The results illustrated that the reported value was volatile when used on reflective surfaces like the aircraft’s skin and when the device and the artefact were not in a perpendicular direction. This behaviour justifies the erratic estimations recorded during the hangar experiments targeting a reflective surface at various angles.

3.2.3. Limitations and Possible Improvements in Size Estimation

The size estimation procedure proved effective in the lab experiments but exhibited instability in the hangar. The following list sheds light on the factors affecting the proposed approach, and by addressing them, the reliability of the solution will be enhanced.
  • In some cases, the contour approximation used in the sizing estimation fails to identify dents that are not clearly visible in the photo. If there is a visible colour change that creates an edge, it gives promising results.
  • The suggested area of interest (bounding box), which comes from the defect detector, sometimes crops out part of the dent, directly affecting the size estimation. The defect detector works in a stringent IOU (0.9), which is advantageous for the sizing algorithm. The introduction of oriented rounded boxes could further improve the situation.
  • There is no solid reference to compare. Trained maintenance engineers perform dent sizing, but the research team lacks this expertise. The manual measurement was not industry-accepted at this stage and introduced uncertainty as it cannot be considered a solid ground truth.
  • The distance in the experiments was measured by a laser distance measurer, which, most of the time, did not work because of the reflection on the aircraft’s skin, so instead, a tape measure was used. This procedure is far from perfect. However, in the actual scenario, the UAV has a lidar and flies in a predefined path, maintaining a fixed distance from the aircraft. In addition, since the lidar emits beams on the surface (32 to 128, depending on the model). In this case, an area average can be used, rather than only one measurement utilised in the current experiment.
  • If the photo capture is not perpendicular to the defect, perspective distortion may affect the size estimation.
  • Lens distortion or image sensor characteristics introduce errors that need to be validated in the representative environment with the camera onboard the UAV.

4. Conclusions

The aviation industry is highly regulated, focusing on ensuring aircraft airworthiness and minimising the possibility of undetected defects. The first line of defence in maintenance is detailed inspection, with visual inspection accounting for nearly 80% of all inspections. The industry progresses towards MRO 4.0, which adopts machine learning, IoT sensors, and data analytics technologies, showing an increasing interest in using robotics and AI-based methods for defect detection. The research focused on detecting the location of defects on aircraft skin and estimating their size. The performance of various pre-trained CNN-based models was evaluated, focusing on the most challenging type of defect, dents. The best-performing model achieved 71% precision, with an area under the ROC curve of 0.69. In addition, the suggested size estimation approach was tested in the lab to prove the feasibility of the concept and then in the hangar. In the real-world environment, many factors were identified that influenced the estimation and made the estimation unreliable. Addressing these limitations following the suggested improvements will improve the overall estimation reliability.

Author Contributions

Conceptualization, N.P.A. and A.P.; methodology, all Authors; software, K.B. and A.P.; validation, K.B., G.Y. and A.P.; resources, all Authors; data curation, K.B. and A.P.; writing—original draft preparation, A.P. and K.B.; writing—review and editing, N.P.A. and A.P.; visualization, K.B. and A.P.; supervision, N.P.A. and A.P.; project administration, N.P.A. and A.P.; funding acquisition, N.P.A. All authors have read and agreed to the published version of the manuscript.

Funding

This research was supported and funded by the British Engineering and Physics Sciences Research Council (EPSRC IAA project) and Boeing Company.

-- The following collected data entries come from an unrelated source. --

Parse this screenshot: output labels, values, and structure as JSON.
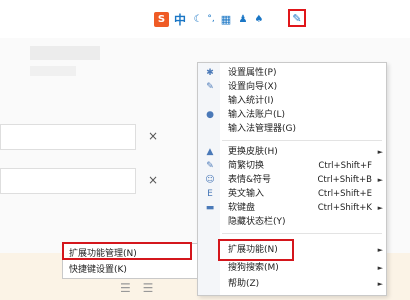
{
  "ime_toolbar": {
    "logo": "S",
    "mode": "中",
    "icons": [
      "moon-icon",
      "punctuation-icon",
      "keyboard-icon",
      "user-icon",
      "skin-icon",
      "wrench-icon"
    ]
  },
  "background": {
    "clear_symbol": "×",
    "toolbar_lines": "☰ ☰"
  },
  "menu": {
    "items": [
      {
        "label": "设置属性(P)",
        "icon": "gear-icon",
        "glyph": "✱"
      },
      {
        "label": "设置向导(X)",
        "icon": "wand-icon",
        "glyph": "✎"
      },
      {
        "label": "输入统计(I)",
        "icon": "",
        "glyph": ""
      },
      {
        "label": "输入法账户(L)",
        "icon": "account-icon",
        "glyph": "●"
      },
      {
        "label": "输入法管理器(G)",
        "icon": "",
        "glyph": ""
      },
      {
        "label": "更换皮肤(H)",
        "icon": "skin-icon",
        "glyph": "▲",
        "submenu": true
      },
      {
        "label": "简繁切换",
        "icon": "convert-icon",
        "glyph": "✎",
        "shortcut": "Ctrl+Shift+F"
      },
      {
        "label": "表情&符号",
        "icon": "emoji-icon",
        "glyph": "☺",
        "shortcut": "Ctrl+Shift+B",
        "submenu": true
      },
      {
        "label": "英文输入",
        "icon": "english-icon",
        "glyph": "E",
        "shortcut": "Ctrl+Shift+E"
      },
      {
        "label": "软键盘",
        "icon": "keyboard-icon",
        "glyph": "▬",
        "shortcut": "Ctrl+Shift+K",
        "submenu": true
      },
      {
        "label": "隐藏状态栏(Y)",
        "icon": "",
        "glyph": ""
      },
      {
        "label": "扩展功能(N)",
        "icon": "",
        "glyph": "",
        "submenu": true
      },
      {
        "label": "搜狗搜索(M)",
        "icon": "",
        "glyph": "",
        "submenu": true
      },
      {
        "label": "帮助(Z)",
        "icon": "",
        "glyph": "",
        "submenu": true
      }
    ],
    "submenu_arrow": "►"
  },
  "submenu": {
    "items": [
      {
        "label": "扩展功能管理(N)"
      },
      {
        "label": "快捷键设置(K)"
      }
    ]
  },
  "colors": {
    "highlight_border": "#d4161c",
    "icon_blue": "#1a76c5",
    "sogou_orange": "#ef5b25"
  }
}
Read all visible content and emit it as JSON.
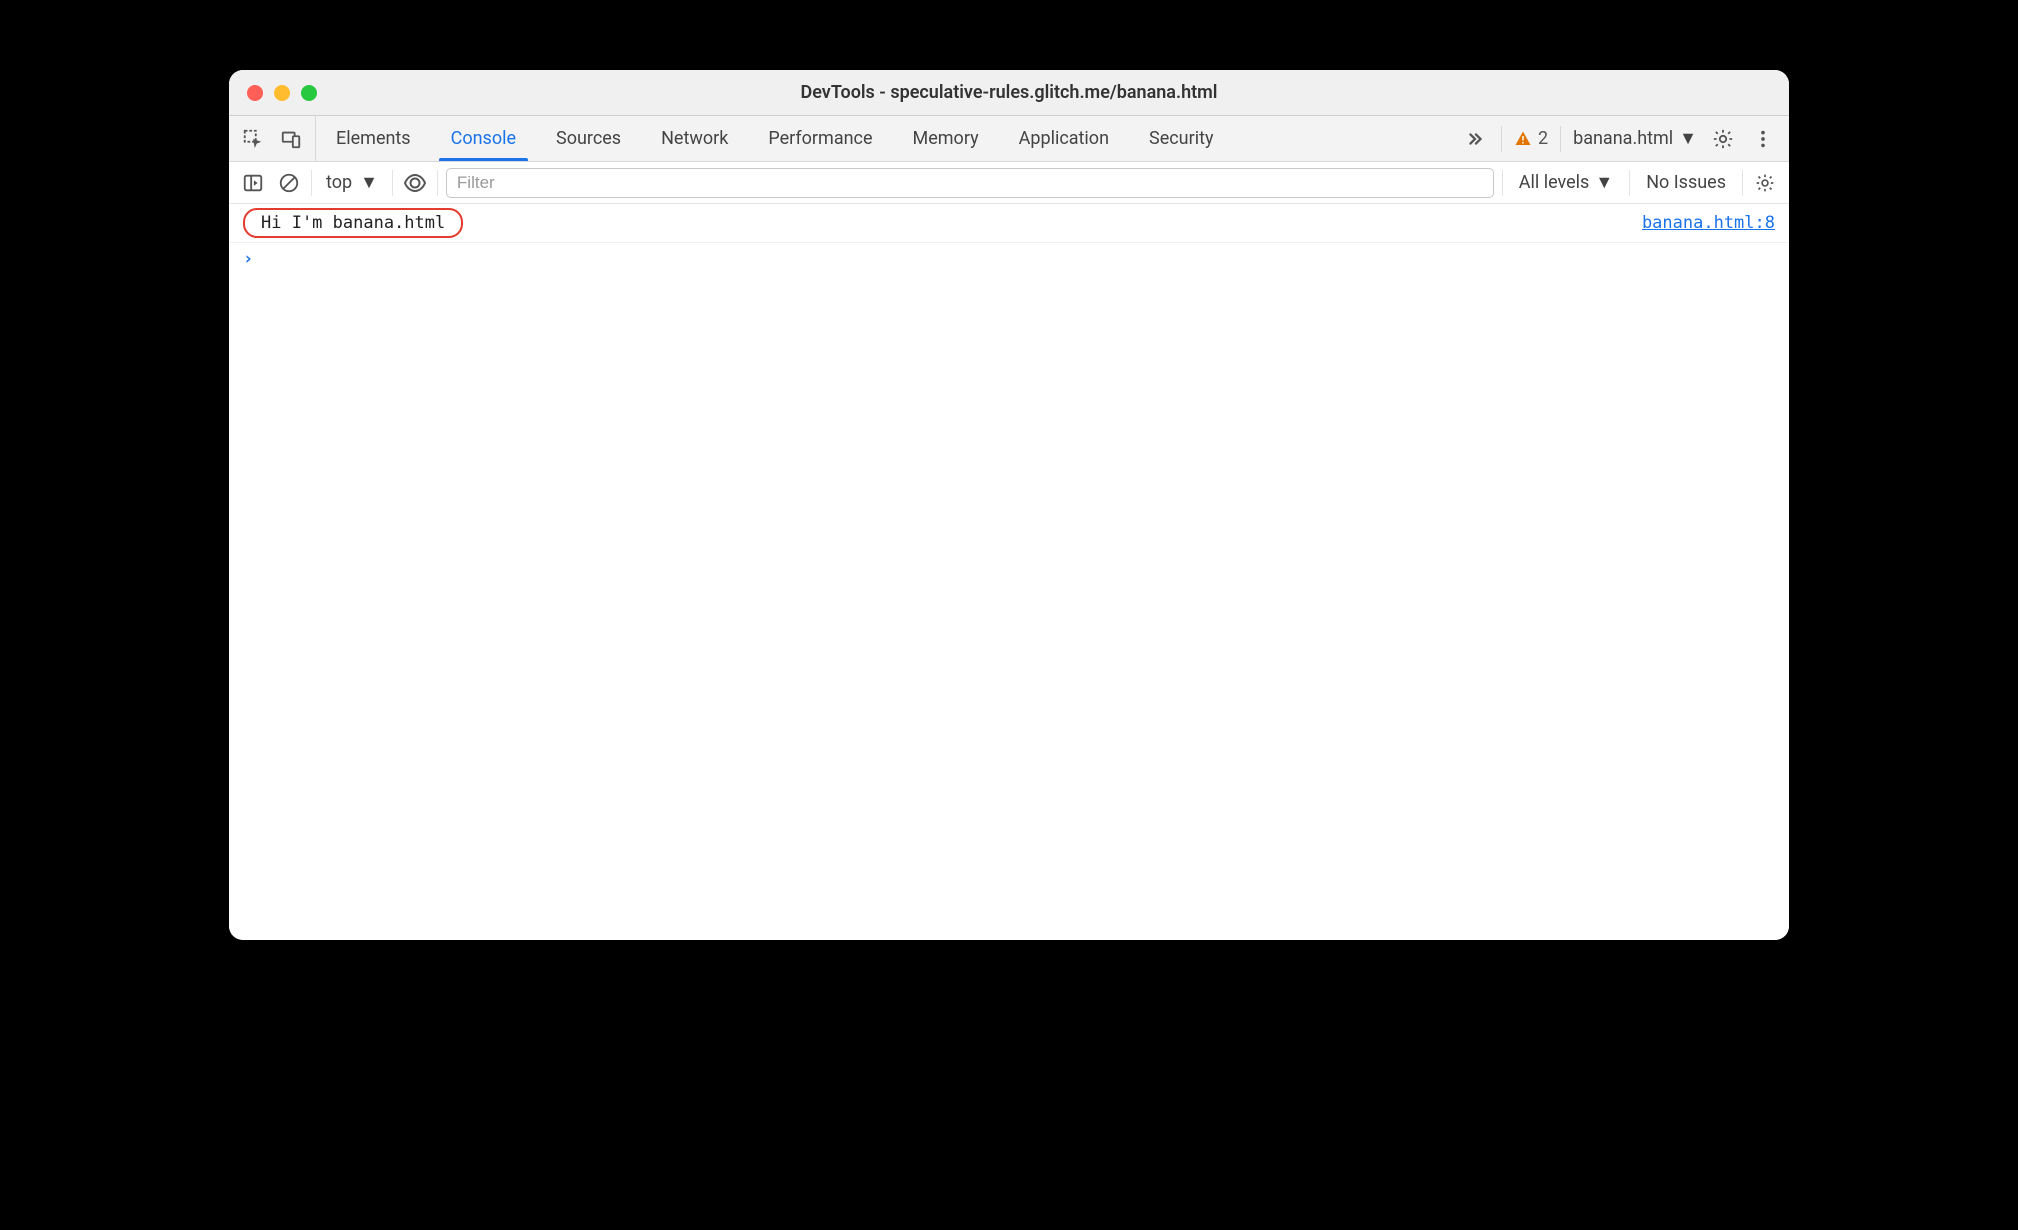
{
  "window": {
    "title": "DevTools - speculative-rules.glitch.me/banana.html"
  },
  "tabs": {
    "items": [
      "Elements",
      "Console",
      "Sources",
      "Network",
      "Performance",
      "Memory",
      "Application",
      "Security"
    ],
    "active_index": 1,
    "warning_count": "2",
    "target_label": "banana.html"
  },
  "toolbar": {
    "context_label": "top",
    "filter_placeholder": "Filter",
    "levels_label": "All levels",
    "issues_label": "No Issues"
  },
  "console": {
    "logs": [
      {
        "message": "Hi I'm banana.html",
        "source": "banana.html:8"
      }
    ]
  }
}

Institutional Review Board Statement

Not applicable.

Informed Consent Statement

Not applicable.

Acknowledgments

HILDA at Cranfield University is part of the Digital Aviation Research and Technology Centre (DARTeC). The DARTeC project received support from the UK Research and Innovation Research Partnership Infrastructure Fund. The DARTeC consortium includes Cranfield University, Heathrow Airport, Cranfield IVHM Centre, Research England, Boeing, BOXARR, the Connected Places Catapult, Etihad Airways, Inmarsat, the International Air Transport Association (IATA), Saab, the Satellite Applications Catapult, Spirent Communications, OSL Technology and Thales. We would like to thank Pragadeesh Raja Shankar Narayan (PhD student at Cranfield University) for flying the Parrot Anafi drone in TUI’s hangar and Professor Argyrios Zolotas (Centre for Autonomous and Cyberphysical Systems at Cranfield University) for his valuable consultation. Finally, we would like to thank DARTeC for providing computing resources as part of HILDA (Hypercomputing Integrated Layer for Digital Aviation) facilitating our experiments.

Conflicts of Interest

Author Mark Droznika is an employee of the TUI Group. The remaining authors declare that the research was conducted in the absence of any commercial or financial relationships that could be construed as a potential conflict of interest. The authors declare that this study received funding from the EPSRC and the Boeing Company. The funders were not involved in the study design, collection, analysis, interpretation of data, the writing of this article or the decision to submit it for publication.

References

  1. IBISWorld. Global Airline Industry Market Size from 2018 to 2023 (in Billions of U.S. Dollars). 2023. Available online: https://www.statista.com/statistics/1110342/market-size-airline-industry-worldwide/ (accessed on 8 February 2024).
  2. Federal Aviation Administration. Visual Inspection for Aircraft. In Advisory Circular ACNO; 1997; pp. 43–204. Available online: https://www.faa.gov/documentLibrary/media/Advisory_Circular/43-204.pdf (accessed on 9 September 2024).
  3. Drury, C.G.; Watson, J. Good practices in visual inspection. In Human Factors in Aviation Maintenance-Phase Nine, Progress Report, FAA/Human Factors in Aviation Maintenance; Federal Aviation Administration (FAA): New York, NY, USA, 2002; Available online: https://dviaviation.com/files/45146949.pdf (accessed on 9 September 2024).
  4. Civil Aviation Authority. CAP 562: Civil Aircraft Airworthiness Information and Procedures. 2020. Available online: http://publicapps.caa.co.uk/modalapplication.aspx?appid=11&mode=detail&id=92 (accessed on 8 February 2024).
  5. Hrymak, V.; Codd, P. Improving Visual Inspection Reliability in Aircraft Maintenance. Conference Papers. 2021. Available online: https://arrow.tudublin.ie/beschreccon/153 (accessed on 8 February 2024).
  6. Spencer, F. Visual Inspection Research Project Report on Benchmark Inspections. 1996. Available online: https://rosap.ntl.bts.gov/view/dot/12923 (accessed on 9 September 2024).
  7. Donecle-Automating your Aircraft Inspections. Available online: https://www.donecle.com/ (accessed on 8 February 2024).
  8. Mainblades-Drone Aircraft Inspections. Available online: https://mainblades.com/ (accessed on 8 February 2024).
  9. Holl, J. Hangar of the future. Airbus. Available online: https://www.airbus.com/en/newsroom/news/2016-12-hangar-of-the-future (accessed on 19 June 2024).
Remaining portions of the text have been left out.